Tobermory, Ontario is the crown jewel vacation spot at the northern tip of the Bruce Peninsula. Fishermen began dropping nets into Tobermory’s deep natural harbours, Big and Little Tub in the late 1800s. Naval surveyor Henry Bayfield originally named this port Collins Harbour. It was renamed in 1882 by Scottish fishermen for the port of Tobermory on the Island of Mull in Scotland.
From its earliest days, Tobermory has watched a steady parade of schooners and steamers make their way through a maze of islands and reefs offshore. Many did not survive.
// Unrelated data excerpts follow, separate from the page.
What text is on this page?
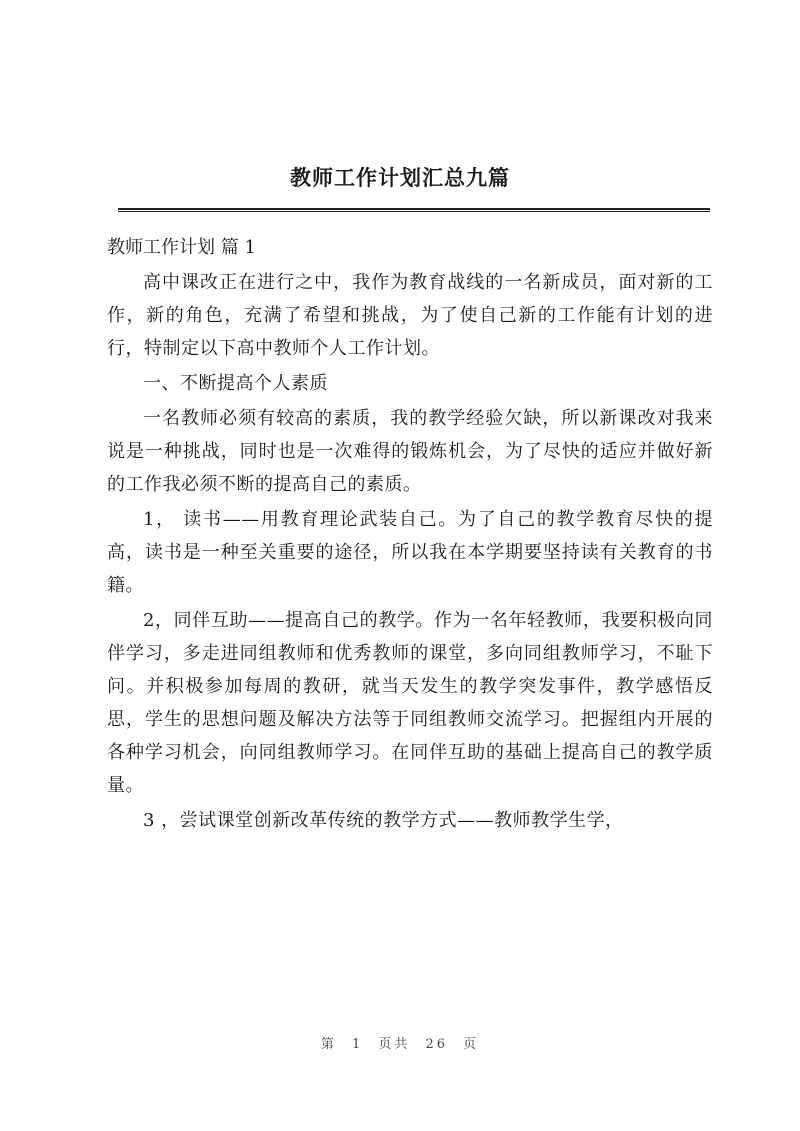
教师工作计划汇总九篇

教师工作计划 篇 1

高中课改正在进行之中，我作为教育战线的一名新成员，面对新的工作，新的角色，充满了希望和挑战，为了使自己新的工作能有计划的进行，特制定以下高中教师个人工作计划。

一、不断提高个人素质

一名教师必须有较高的素质，我的教学经验欠缺，所以新课改对我来说是一种挑战，同时也是一次难得的锻炼机会，为了尽快的适应并做好新的工作我必须不断的提高自己的素质。

1， 读书——用教育理论武装自己。为了自己的教学教育尽快的提高，读书是一种至关重要的途径，所以我在本学期要坚持读有关教育的书籍。

2，同伴互助——提高自己的教学。作为一名年轻教师，我要积极向同伴学习，多走进同组教师和优秀教师的课堂，多向同组教师学习，不耻下问。并积极参加每周的教研，就当天发生的教学突发事件，教学感悟反思，学生的思想问题及解决方法等于同组教师交流学习。把握组内开展的各种学习机会，向同组教师学习。在同伴互助的基础上提高自己的教学质量。

3 ，尝试课堂创新改革传统的教学方式——教师教学生学，

第 1 页共 26 页
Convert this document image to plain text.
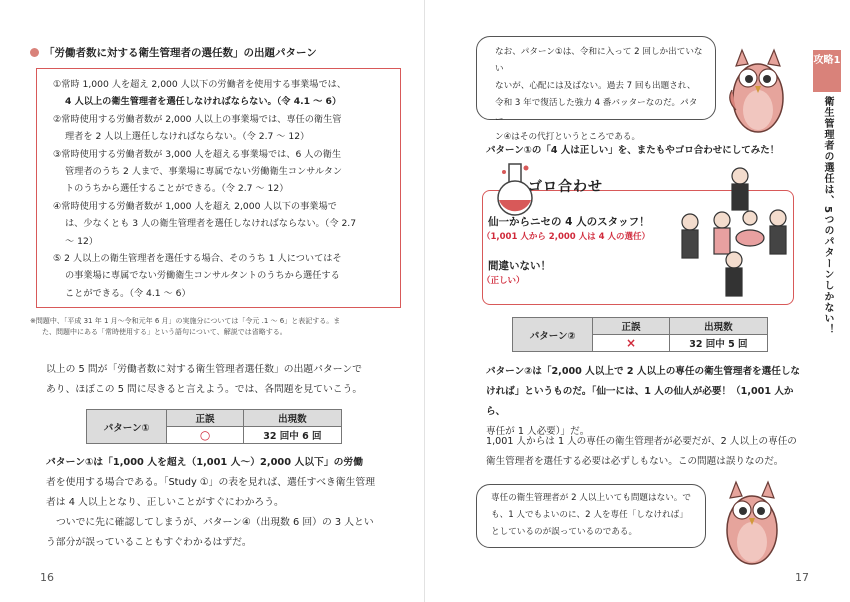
「労働者数に対する衛生管理者の選任数」の出題パターン

①常時 1,000 人を超え 2,000 人以下の労働者を使用する事業場では、

4 人以上の衛生管理者を選任しなければならない。（令 4.1 ～ 6）

②常時使用する労働者数が 2,000 人以上の事業場では、専任の衛生管

理者を 2 人以上選任しなければならない。（令 2.7 ～ 12）

③常時使用する労働者数が 3,000 人を超える事業場では、6 人の衛生

管理者のうち 2 人まで、事業場に専属でない労働衛生コンサルタン

トのうちから選任することができる。（令 2.7 ～ 12）

④常時使用する労働者数が 1,000 人を超え 2,000 人以下の事業場で

は、少なくとも 3 人の衛生管理者を選任しなければならない。（令 2.7

～ 12）

⑤ 2 人以上の衛生管理者を選任する場合、そのうち 1 人についてはそ

の事業場に専属でない労働衛生コンサルタントのうちから選任する

ことができる。（令 4.1 ～ 6）

※問題中、「平成 31 年 1 月～令和元年 6 月」の実施分については「令元 .1 ～ 6」と表記する。ま
た、問題中にある「常時使用する」という語句について、解説では省略する。
以上の 5 問が「労働者数に対する衛生管理者選任数」の出題パターンで
あり、ほぼこの 5 問に尽きると言えよう。では、各問題を見ていこう。
パターン①	正誤	出現数
	○	32 回中 6 回
パターン①は「1,000 人を超え（1,001 人～）2,000 人以下」の労働
者を使用する場合である。「Study ①」の表を見れば、選任すべき衛生管理
者は 4 人以上となり、正しいことがすぐにわかろう。
ついでに先に確認してしまうが、パターン④（出現数 6 回）の 3 人とい
う部分が誤っていることもすぐわかるはずだ。
16
なお、パターン①は、令和に入って 2 回しか出ていない
ないが、心配には及ばない。過去 7 回も出題され、
令和 3 年で復活した強力 4 番バッターなのだ。パター
ン④はその代打というところである。
攻略1
衛生管理者の選任は、5つのパターンしかない！
パターン①の「4 人は正しい」を、またもやゴロ合わせにしてみた！
ゴロ合わせ
仙一からニセの 4 人のスタッフ！
（1,001 人から 2,000 人は 4 人の選任）
間違いない！
（正しい）
パターン②	正誤	出現数
	×	32 回中 5 回
パターン②は「2,000 人以上で 2 人以上の専任の衛生管理者を選任しな
ければ」というものだ。「仙一には、1 人の仙人が必要！（1,001 人から、
専任が 1 人必要）」だ。
1,001 人からは 1 人の専任の衛生管理者が必要だが、2 人以上の専任の
衛生管理者を選任する必要は必ずしもない。この問題は誤りなのだ。
専任の衛生管理者が 2 人以上いても問題はない。で
も、1 人でもよいのに、2 人を専任「しなければ」
としているのが誤っているのである。
17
Today, Fathom Five National Marine Park is the final resting place of some two dozen wrecks that make Tobermory the scuba diving centre of the Great Lakes.
There is a cornucopia of things to do in Tobermory. Here hikers will find the beginning of the world-famous 700-kilometre Bruce Trail. Nearby is the new and exciting Bruce Peninsula National Park Visitors’ Centre with its really tall lookout tower. Visitors can ride the Chi-Cheemaun across the Devil’s Gap to Manitoulin Island, explore the wonders of Flowerpot Island, and view old shipwrecks from a glass bottom boat.
Quaint shops, art galleries, ship chandlers, and a wonderful array of restaurants serving fresh whitefish line the harbour. Want to scuba dive, sail, hike, camp or kayak? Outfitters await with everything you might need. Looking for a cottage or campground which will allow pets? Read this blog article featuring 5 Pet Friendly Tobermory Cottages.
Tobermory Historical Fact:
Tobermory was once an isolated place, reachable only by water or two rough and twisting roads that came up either side of the rugged Bruce Peninsula. In April 1912, the wireless station that replaced the old telegraph line connecting Tobermory to the outside world picked up the far distant distress calls of a sinking ship. It was the Titanic.